Team Experience reporting from the Tribeca Film Festival. Here's Jason Adams

Come to Daddy opens like a big-screen reboot of Schitt's Creek, with Elijah Wood working his best elaborate David Rose ensemble of flappy black fabrics without discernible seams. He's yanking a wheelie suitcase through a no place field. Slowly, the cinema happens -- the field gives way to the trees, a forest, a gorgeous coastline, all while Elijah's Moe-hairdo and black nail polish paint him as a rank outsider in this place of nature and wonder.

Soon enough we see that he's doing what all us fancy city boys must do at one point or another -- he's going home. Except not entirely...

Norval (Wood) is visiting his father, who he hasn't seen in years and who lives in a strange 60s spaceship of a house perched over the water. They are not, it's quick to tell, a match. The father is played by Stephen McHattie, gristle taken human shape, so it's notsomuch Norval's fault; that bundle of sticks gives off no warmth.

The first spectacular act of Kiwi filmmaker Ant Timpson's directorial debut, Come to Daddy, sees these two couldn't-be-more-different dudes antagonize each other in an enclosed and remote space. The movie thrums with tension, even as not a whole lotta much happens. It's Who's Afraid of Virginia Woolf sliced in half -- a nasty alcoholic creeper and a recovering phony naif taunting each other across the dinner table. It's 'My Dinner With Asshole,' and McHattie and Wood twist the meat of every moment between their teeth, busting skin and bone with it.
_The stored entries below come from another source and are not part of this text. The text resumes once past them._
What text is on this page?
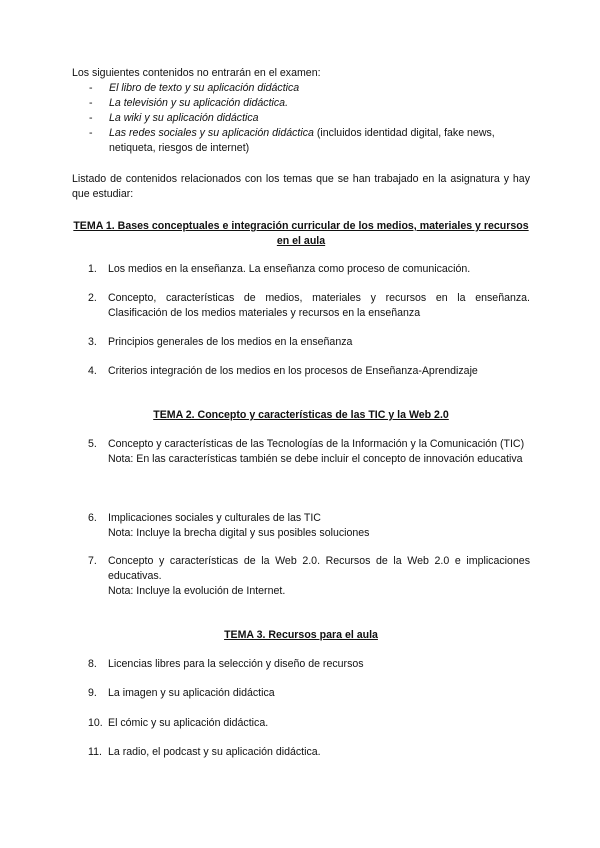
Los siguientes contenidos no entrarán en el examen:
- El libro de texto y su aplicación didáctica
- La televisión y su aplicación didáctica.
- La wiki y su aplicación didáctica
- Las redes sociales y su aplicación didáctica (incluidos identidad digital, fake news, netiqueta, riesgos de internet)
Listado de contenidos relacionados con los temas que se han trabajado en la asignatura y hay que estudiar:
TEMA 1. Bases conceptuales e integración curricular de los medios, materiales y recursos en el aula
1.	Los medios en la enseñanza. La enseñanza como proceso de comunicación.
2.	Concepto, características de medios, materiales y recursos en la enseñanza. Clasificación de los medios materiales y recursos en la enseñanza
3.	Principios generales de los medios en la enseñanza
4.	Criterios integración de los medios en los procesos de Enseñanza-Aprendizaje
TEMA 2. Concepto y características de las TIC y la Web 2.0
5.	Concepto y características de las Tecnologías de la Información y la Comunicación (TIC)
Nota: En las características también se debe incluir el concepto de innovación educativa
6.	Implicaciones sociales y culturales de las TIC
Nota: Incluye la brecha digital y sus posibles soluciones
7.	Concepto y características de la Web 2.0. Recursos de la Web 2.0 e implicaciones educativas.
Nota: Incluye la evolución de Internet.
TEMA 3. Recursos para el aula
8.	Licencias libres para la selección y diseño de recursos
9.	La imagen y su aplicación didáctica
10. El cómic y su aplicación didáctica.
11. La radio, el podcast y su aplicación didáctica.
Things don't stay so meaty, at least on a metaphorical level -- as the meat gets bloodier the good stuff starts to spray in every direction, the floor drops out, and the movie in its second, third, fourth, fifth acts loses some focus in order to make a real nutter. (You can feel a little of The Greasy Strangler, the 2016 cult oddity which was also written by Toby Harvard, in it.) And what it gains in nuts it spills in tension -- there are good laughs and great shocks as the story steamrolls, but it doesn't entirely live up to the sharp-tongued promise of its first half. 
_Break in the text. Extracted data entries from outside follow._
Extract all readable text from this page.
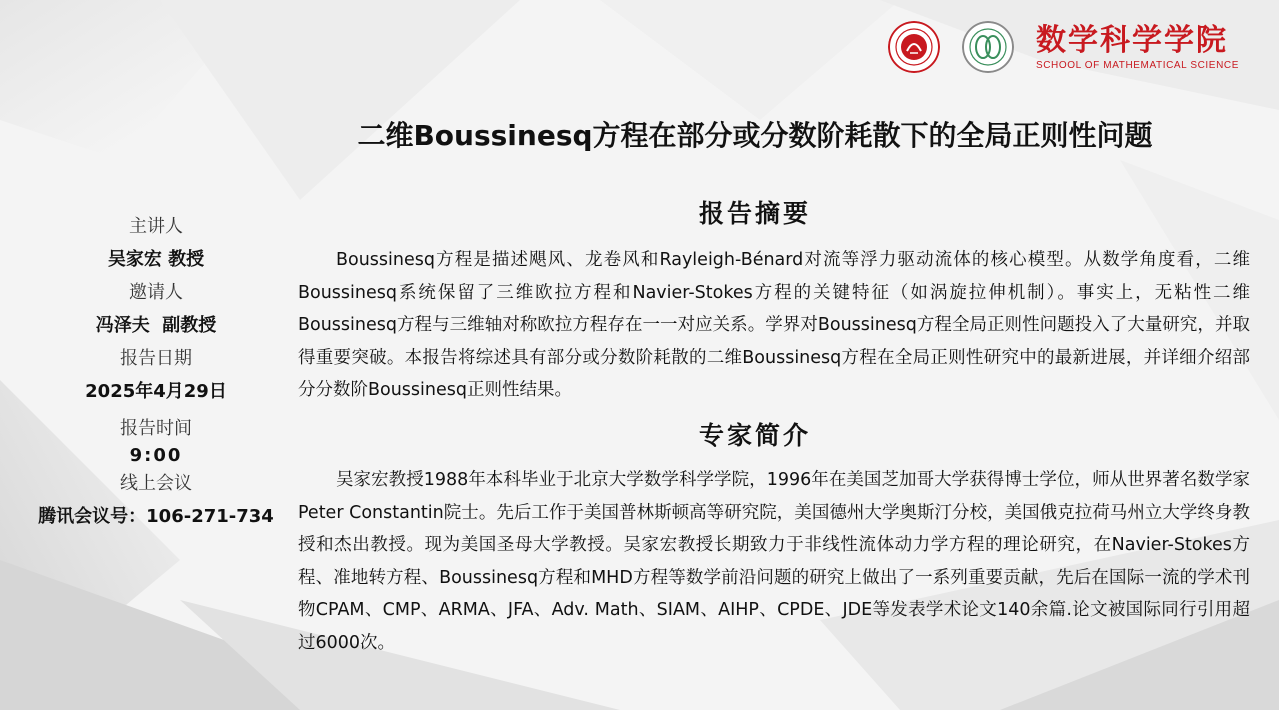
数学科学学院
SCHOOL OF MATHEMATICAL SCIENCE
二维Boussinesq方程在部分或分数阶耗散下的全局正则性问题
主讲人
吴家宏 教授
邀请人
冯泽夫  副教授
报告日期
2025年4月29日
报告时间
9:00
线上会议
腾讯会议号：106-271-734
报告摘要
Boussinesq方程是描述飓风、龙卷风和Rayleigh-Bénard对流等浮力驱动流体的核心模型。从数学角度看，二维Boussinesq系统保留了三维欧拉方程和Navier-Stokes方程的关键特征（如涡旋拉伸机制）。事实上，无粘性二维Boussinesq方程与三维轴对称欧拉方程存在一一对应关系。学界对Boussinesq方程全局正则性问题投入了大量研究，并取得重要突破。本报告将综述具有部分或分数阶耗散的二维Boussinesq方程在全局正则性研究中的最新进展，并详细介绍部分分数阶Boussinesq正则性结果。
专家简介
吴家宏教授1988年本科毕业于北京大学数学科学学院，1996年在美国芝加哥大学获得博士学位，师从世界著名数学家Peter Constantin院士。先后工作于美国普林斯顿高等研究院，美国德州大学奥斯汀分校，美国俄克拉荷马州立大学终身教授和杰出教授。现为美国圣母大学教授。吴家宏教授长期致力于非线性流体动力学方程的理论研究，在Navier-Stokes方程、准地转方程、Boussinesq方程和MHD方程等数学前沿问题的研究上做出了一系列重要贡献，先后在国际一流的学术刊物CPAM、CMP、ARMA、JFA、Adv. Math、SIAM、AIHP、CPDE、JDE等发表学术论文140余篇.论文被国际同行引用超过6000次。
Structurally you can see it stretching towards a film like Pascal Laugier's horror masterpiece Martyrs (there's a pretty explicit shout-out to that film), which was the movie you thought it was going to be for a full five minutes at a time until it would wrench itself violently one way or the other, knocking about your own brains in the process -- that's certainly a noble aim, and Come to Daddy has its pleasures. But there are only so many limbs you can slice off yourself before you're just a pile of beef.